An ex modeline is in the form:
ex: command arguments :
Arbitrary text can be included before and after the modeline, allowing it to be embedded in a comment. The trailing colon is important — without it, most ex implementations will not recognise the line. Usually only the first and last few lines in a document will be checked for modelines.
In theory, any ex command could be included in a modeline. However, for security reasons, generally only set is permitted.
Most full vi implementations recognise any valid ex modeline, and also recognise a vi: prefix. Vim will also recognise vim:, and allows a version number to be specified — for example, vim630: will only be handled by version 6.3 or later.
Putting this together, a c source file may include a line like:
/* vim: set filetype=c shiftwidth=4 expandtab textwidth=80 : */
Or, equivalently but more tersely:
/* vim: set ft=c sw=4 et tw=80 : */
This says that the file is a c source file using indents four positions wide, that tabs should be expanded to spaces and that the text should be wrapped on or before column 80.

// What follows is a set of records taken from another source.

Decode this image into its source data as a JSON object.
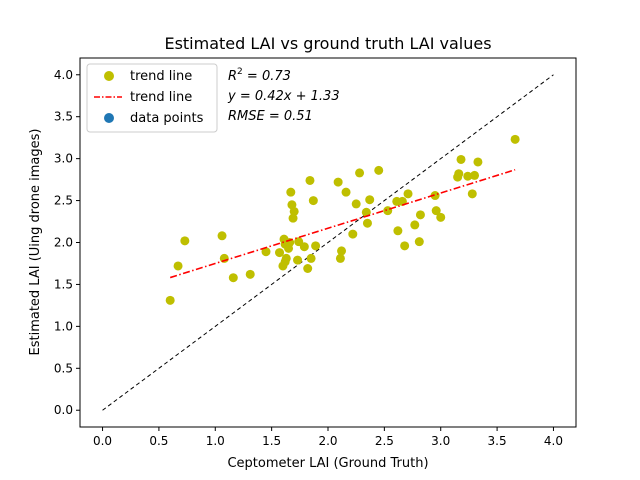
{
  "chart_data": {
    "type": "scatter",
    "title": "Estimated LAI vs ground truth LAI values",
    "xlabel": "Ceptometer LAI (Ground Truth)",
    "ylabel": "Estimated LAI (Uing drone images)",
    "xlim": [
      -0.2,
      4.2
    ],
    "ylim": [
      -0.2,
      4.2
    ],
    "xticks": [
      "0.0",
      "0.5",
      "1.0",
      "1.5",
      "2.0",
      "2.5",
      "3.0",
      "3.5",
      "4.0"
    ],
    "yticks": [
      "0.0",
      "0.5",
      "1.0",
      "1.5",
      "2.0",
      "2.5",
      "3.0",
      "3.5",
      "4.0"
    ],
    "grid": false,
    "legend_position": "top-left",
    "legend": [
      {
        "label": "trend line",
        "marker": "circle",
        "color": "#bfbf00"
      },
      {
        "label": "trend line",
        "marker": "dashdot-line",
        "color": "#ff0000"
      },
      {
        "label": "data points",
        "marker": "circle",
        "color": "#1f77b4"
      }
    ],
    "annotations": {
      "r2_prefix": "R",
      "r2_sup": "2",
      "r2_value": " = 0.73",
      "equation": "y = 0.42x + 1.33",
      "rmse": "RMSE = 0.51"
    },
    "series": [
      {
        "marker_color": "#bfbf00",
        "points": [
          [
            0.6,
            1.31
          ],
          [
            0.67,
            1.72
          ],
          [
            0.73,
            2.02
          ],
          [
            1.06,
            2.08
          ],
          [
            1.08,
            1.81
          ],
          [
            1.16,
            1.58
          ],
          [
            1.31,
            1.62
          ],
          [
            1.45,
            1.89
          ],
          [
            1.57,
            1.88
          ],
          [
            1.6,
            1.72
          ],
          [
            1.61,
            2.04
          ],
          [
            1.62,
            1.98
          ],
          [
            1.62,
            1.77
          ],
          [
            1.63,
            1.81
          ],
          [
            1.65,
            1.93
          ],
          [
            1.66,
            2.0
          ],
          [
            1.67,
            2.6
          ],
          [
            1.68,
            2.45
          ],
          [
            1.69,
            2.29
          ],
          [
            1.7,
            2.37
          ],
          [
            1.73,
            1.79
          ],
          [
            1.74,
            2.01
          ],
          [
            1.79,
            1.95
          ],
          [
            1.82,
            1.69
          ],
          [
            1.84,
            2.74
          ],
          [
            1.85,
            1.81
          ],
          [
            1.87,
            2.5
          ],
          [
            1.89,
            1.96
          ],
          [
            2.09,
            2.72
          ],
          [
            2.11,
            1.81
          ],
          [
            2.12,
            1.9
          ],
          [
            2.16,
            2.6
          ],
          [
            2.22,
            2.1
          ],
          [
            2.25,
            2.46
          ],
          [
            2.28,
            2.83
          ],
          [
            2.34,
            2.36
          ],
          [
            2.35,
            2.23
          ],
          [
            2.37,
            2.51
          ],
          [
            2.45,
            2.86
          ],
          [
            2.53,
            2.38
          ],
          [
            2.61,
            2.49
          ],
          [
            2.62,
            2.14
          ],
          [
            2.66,
            2.49
          ],
          [
            2.68,
            1.96
          ],
          [
            2.71,
            2.58
          ],
          [
            2.77,
            2.21
          ],
          [
            2.81,
            2.01
          ],
          [
            2.82,
            2.33
          ],
          [
            2.95,
            2.56
          ],
          [
            2.96,
            2.38
          ],
          [
            3.0,
            2.3
          ],
          [
            3.15,
            2.78
          ],
          [
            3.16,
            2.82
          ],
          [
            3.18,
            2.99
          ],
          [
            3.24,
            2.79
          ],
          [
            3.28,
            2.58
          ],
          [
            3.3,
            2.8
          ],
          [
            3.33,
            2.96
          ],
          [
            3.66,
            3.23
          ]
        ]
      },
      {
        "style": "dashdot",
        "color": "#ff0000",
        "slope": 0.42,
        "intercept": 1.33,
        "x_range": [
          0.6,
          3.66
        ]
      },
      {
        "style": "dashed",
        "color": "#000000",
        "x": [
          0.0,
          4.0
        ],
        "y": [
          0.0,
          4.0
        ]
      }
    ]
  }
}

Many Linux distributions have modelines disabled in the default editor configuration because of previous security concerns. Despite only allowing the set command, there were sneaky ways of executing arbitrary code via modelines from some Vim versions. One example was setting the statusline option to include an item which executed code; another was by passing malformed names to the filetype which could lead to a malicious file being executed as code. To re-enable the feature (and potentially leave yourself open to the Unix answer to Microsoft's macro virus feature), add a line saying set modeline to your ~/.vimrc.